13 June 2021


WWF-Australia has applauded Western Australia for accelerating and expanding its plan to ban harmful single-use plastic items, including plastic coffee cups and lids.

The WA Government today announced it would fast-track its plastics plan by four years, phasing out single-use plastic bowls, cups, plates, cutlery, straws, polystyrene food containers, thick plastic bags and helium balloon releases by the end of this year.

Takeaway coffee cups and lids with single-use plastic materials have also been added to the list of items to be banned by the end of 2022.

“We’re pleased to see WA raising its ambition and speeding up its timeline for tackling the most problematic plastics,” said Kate Noble, WWF-Australia’s No Plastics in Nature Policy Manager.

“Plastic bags, plates and utensils are usually discarded after a single-use and cause huge damage when they leak into our oceans and environment. Seabirds and turtles confuse plastic bags and balloons for food, a mistake that often proves fatal.”

“Taking these damaging items out of circulation this year will help to stem the tide of plastic at its source and save marine wildlife.”

Ms Noble also congratulated WA for being the first to take action on plastic coffee cups and lids.

“Australians discard about a billion coffee cups every year. This is a massive mountain of waste that most governments aren’t acting on, so it’s great to see WA leading the way,” she said.

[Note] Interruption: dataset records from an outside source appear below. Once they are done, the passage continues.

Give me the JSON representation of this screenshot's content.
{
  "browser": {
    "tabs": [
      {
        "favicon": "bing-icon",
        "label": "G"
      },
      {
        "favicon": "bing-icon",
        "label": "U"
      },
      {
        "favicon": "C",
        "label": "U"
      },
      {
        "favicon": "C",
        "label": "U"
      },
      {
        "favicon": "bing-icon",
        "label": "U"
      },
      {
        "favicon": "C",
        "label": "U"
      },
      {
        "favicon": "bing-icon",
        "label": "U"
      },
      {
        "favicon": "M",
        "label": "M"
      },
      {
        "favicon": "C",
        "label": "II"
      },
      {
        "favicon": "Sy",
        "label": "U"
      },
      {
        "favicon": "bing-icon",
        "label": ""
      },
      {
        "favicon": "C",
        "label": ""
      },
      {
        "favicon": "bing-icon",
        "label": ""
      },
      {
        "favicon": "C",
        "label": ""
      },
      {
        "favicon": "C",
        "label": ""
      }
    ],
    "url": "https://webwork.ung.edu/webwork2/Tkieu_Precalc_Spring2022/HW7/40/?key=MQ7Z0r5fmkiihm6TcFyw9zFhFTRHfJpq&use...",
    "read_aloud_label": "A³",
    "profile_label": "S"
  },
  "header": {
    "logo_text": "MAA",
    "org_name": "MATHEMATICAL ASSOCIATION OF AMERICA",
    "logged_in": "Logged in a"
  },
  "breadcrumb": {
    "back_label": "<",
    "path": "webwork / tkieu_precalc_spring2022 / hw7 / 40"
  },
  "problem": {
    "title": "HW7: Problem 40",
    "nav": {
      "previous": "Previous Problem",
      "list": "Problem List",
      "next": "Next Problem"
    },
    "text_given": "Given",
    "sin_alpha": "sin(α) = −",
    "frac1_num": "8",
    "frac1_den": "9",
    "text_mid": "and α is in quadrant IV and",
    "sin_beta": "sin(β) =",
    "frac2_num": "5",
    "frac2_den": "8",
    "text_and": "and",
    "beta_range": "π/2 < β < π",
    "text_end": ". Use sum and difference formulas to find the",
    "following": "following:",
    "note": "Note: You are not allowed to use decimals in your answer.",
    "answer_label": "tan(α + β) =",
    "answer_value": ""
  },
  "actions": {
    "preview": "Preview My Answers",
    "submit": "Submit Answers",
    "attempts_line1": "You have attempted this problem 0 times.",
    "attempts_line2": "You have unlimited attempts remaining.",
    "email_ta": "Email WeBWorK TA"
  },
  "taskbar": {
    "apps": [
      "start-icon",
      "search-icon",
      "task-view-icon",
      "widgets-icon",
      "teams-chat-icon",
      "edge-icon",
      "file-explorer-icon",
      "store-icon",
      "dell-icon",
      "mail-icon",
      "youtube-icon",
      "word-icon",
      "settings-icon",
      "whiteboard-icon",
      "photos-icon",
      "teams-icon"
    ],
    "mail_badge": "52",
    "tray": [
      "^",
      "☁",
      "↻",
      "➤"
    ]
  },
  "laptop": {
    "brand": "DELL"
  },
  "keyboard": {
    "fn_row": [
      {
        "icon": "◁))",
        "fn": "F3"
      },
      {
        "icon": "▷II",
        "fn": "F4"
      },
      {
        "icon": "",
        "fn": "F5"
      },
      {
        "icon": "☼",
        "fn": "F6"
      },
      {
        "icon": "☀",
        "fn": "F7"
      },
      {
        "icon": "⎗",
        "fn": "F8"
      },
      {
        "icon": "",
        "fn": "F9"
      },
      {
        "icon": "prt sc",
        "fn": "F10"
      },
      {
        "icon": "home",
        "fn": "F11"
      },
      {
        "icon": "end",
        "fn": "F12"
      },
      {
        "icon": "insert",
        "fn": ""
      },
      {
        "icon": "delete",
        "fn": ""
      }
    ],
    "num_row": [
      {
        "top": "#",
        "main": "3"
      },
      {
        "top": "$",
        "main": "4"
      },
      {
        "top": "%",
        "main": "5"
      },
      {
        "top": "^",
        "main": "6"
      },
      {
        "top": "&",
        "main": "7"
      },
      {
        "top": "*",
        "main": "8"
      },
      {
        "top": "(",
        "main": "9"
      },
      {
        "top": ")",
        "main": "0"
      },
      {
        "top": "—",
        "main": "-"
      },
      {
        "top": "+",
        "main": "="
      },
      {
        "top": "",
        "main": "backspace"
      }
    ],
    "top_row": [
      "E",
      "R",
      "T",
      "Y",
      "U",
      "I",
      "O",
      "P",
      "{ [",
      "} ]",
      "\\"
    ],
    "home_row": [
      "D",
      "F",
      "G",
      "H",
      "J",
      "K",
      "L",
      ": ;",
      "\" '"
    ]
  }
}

“There are viable, sustainable alternatives to these single-use plastic items, so there’s no excuse for delaying action.”

“We’re seeing huge momentum across the country on tackling plastic pollution, with today’s announcements from WA and NSW just the latest in a race to the top.”

“This is excellent news, but it’s just part of the solution. We know that plastic pollution is a global problem and tackling it through a global agreement is the next step. That process has already started and Australia should be playing a leadership role in this process.”

“A staggering 8 million tonnes of plastic ends up in the world’s oceans each year and plastic dumped in one region can travel and impact others. We need collective action to tackle this global disaster.”